Mort de Chien: Théâtre expressionniste à la Distillerie

Les tréteaux de La Distillerie ont rassemblé beaucoup de monde samedi soir 17 décembre pour « Mort de Chien » d’Hugo Claus dans une mise en scène de Jean-Paul Daniel.  Spectacle certes difficile et dérangeant, dans le contexte glauque d’une maison de prostitution où la domination masculine inscrit sa violence dans le corps et la vie des femmes, mais spectacle qui n’a laissé personne indifférent et qui dans sa forte intensité théâtrale a suscité beaucoup de réactions et de discussions au moment du pot avec les acteurs et le metteur en scène.

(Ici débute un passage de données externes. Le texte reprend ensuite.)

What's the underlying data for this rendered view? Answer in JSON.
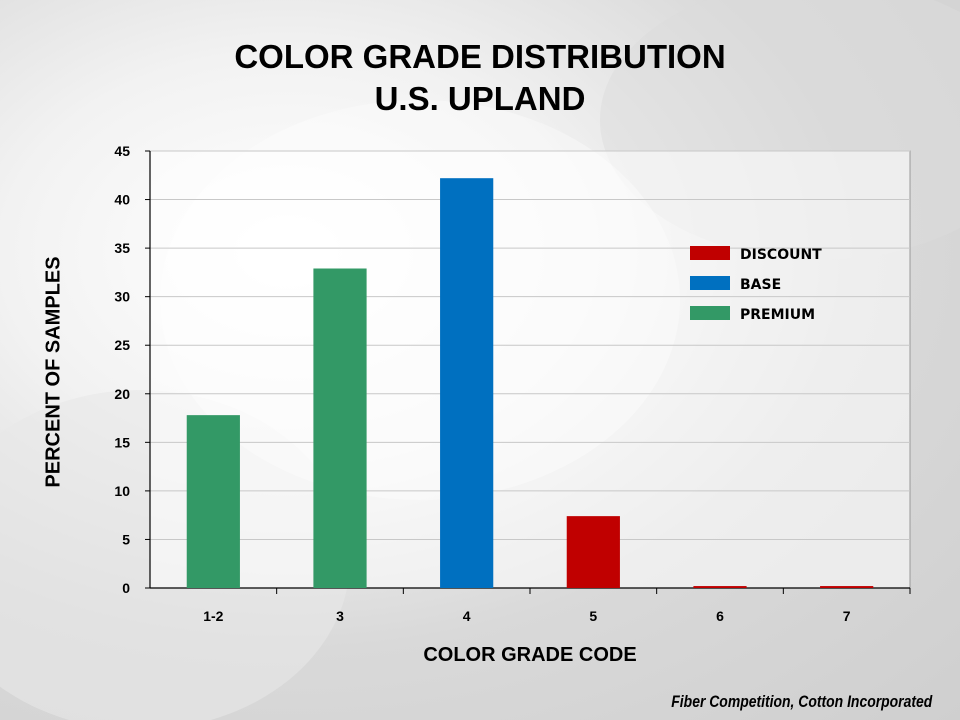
{
  "title_line1": "COLOR GRADE DISTRIBUTION",
  "title_line2": "U.S. UPLAND",
  "footer": "Fiber Competition, Cotton Incorporated",
  "colors": {
    "discount": "#C00000",
    "base": "#0070C0",
    "premium": "#339966"
  },
  "chart_data": {
    "type": "bar",
    "title": "COLOR GRADE DISTRIBUTION U.S. UPLAND",
    "xlabel": "COLOR GRADE CODE",
    "ylabel": "PERCENT OF SAMPLES",
    "categories": [
      "1-2",
      "3",
      "4",
      "5",
      "6",
      "7"
    ],
    "values": [
      17.8,
      32.9,
      42.2,
      7.4,
      0.2,
      0.2
    ],
    "bar_groups": [
      "PREMIUM",
      "PREMIUM",
      "BASE",
      "DISCOUNT",
      "DISCOUNT",
      "DISCOUNT"
    ],
    "ylim": [
      0,
      45
    ],
    "yticks": [
      0,
      5,
      10,
      15,
      20,
      25,
      30,
      35,
      40,
      45
    ],
    "grid": true,
    "legend_position": "top-right",
    "legend": [
      {
        "name": "DISCOUNT",
        "color": "#C00000"
      },
      {
        "name": "BASE",
        "color": "#0070C0"
      },
      {
        "name": "PREMIUM",
        "color": "#339966"
      }
    ]
  }
}
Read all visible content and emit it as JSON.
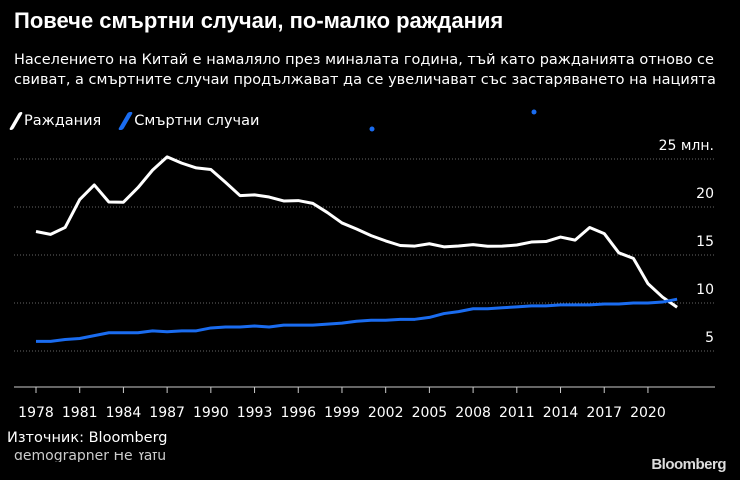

Mira, jouée de façon époustouflante par Marine Bernard de Bayser, est une splendide entraîneuse du bar Mimosa dont la mère Mimi, jouée par Séverine Garde-Massias, est la patronne un peu perdue qui confie ses angoisses à Puma, son chien réduit en cendres dans une urne. Mira met tous les hommes dans sa poche, mais depuis l’assassinat de son amie  Janine du bar voisin, elle a peur…Georges, son souteneur et amant, journaliste au Courrier de la Lys pour les arts plastiques, en est très ennuyé… Là encore le rôle est puissamment investi par Teymuraz Glonti. PJ et Frans, étranges personnages d’inspecteurs interprétés par Yann Karaquillo et Paul Eguisier, mènent l’enquête à leur manière, dérivante…Au plan scénographique, le spectacle se structure selon un parti pris à la fois expressionniste et baroque, mettant à nu les souffrances de Mira, piégée en quelque sorte comme sa mère dans une vie de putain minée par l’abandon de son père, Zoro…Les personnages masculins tirent les ficelles de ce monde de crime, de mensonges et de plaisirs facturés, et s’ils semblent parfois vouloir protéger leurs proies, ils sapent leur univers de toute issue et de  toute valeur…

La pièce entière gravite autour de Mira, solaire dans son désir de vie et de mort, de Mimi sa mère, lunaire, jouée avec une immense finesse par Séverine Garde-Massias, et scande leur quête d’amour vrai étouffée par tout ce qui la nie. De tableaux de transe dansée en tableaux statiques éclairés comme des Caravage, la scène offre un jeu subtil de citations et de symboles. C’est comme une chorégraphie des corps qui luttent et se heurtent à leurs propres démons, les gisants rappelant parfois les peintures de Goya, d’Ensor ou de Francis Bacon… Elle culmine au final dans un tableau décalé et quasi mystique où Mira trouve enfin complétude et libération sacrificielle dans le coeur sanglant  de son père glorieux qui en mourant l’a reconnue et saluée d’un « Je vous salue Mira… »

Ce spectacle tient de la prouesse et du coup de force par ce qu’il demande aux acteurs, qui s’y donnent à trois cent pour cent, par ce qu’il demande aussi aux spectateurs tant il est intense  et complexe, parfois choquant, et par sa mise en scène profondément réfléchie et pensée, « au millimètre près ». Hugo Claus n’est plus de ce monde, mais il aurait certainement aimé cette interprétation de son texte, dans le droit fil de ses intentions dramaturgiques. Chapeau bas aux extraordinaires prestations des acteurs et à la densité du travail de conception scénique qu’y a investi le metteur en scène Jean-Paul Daniel.

2eme représentation ce dimanche 18 décembre 2022 à 17h à la Distillerie.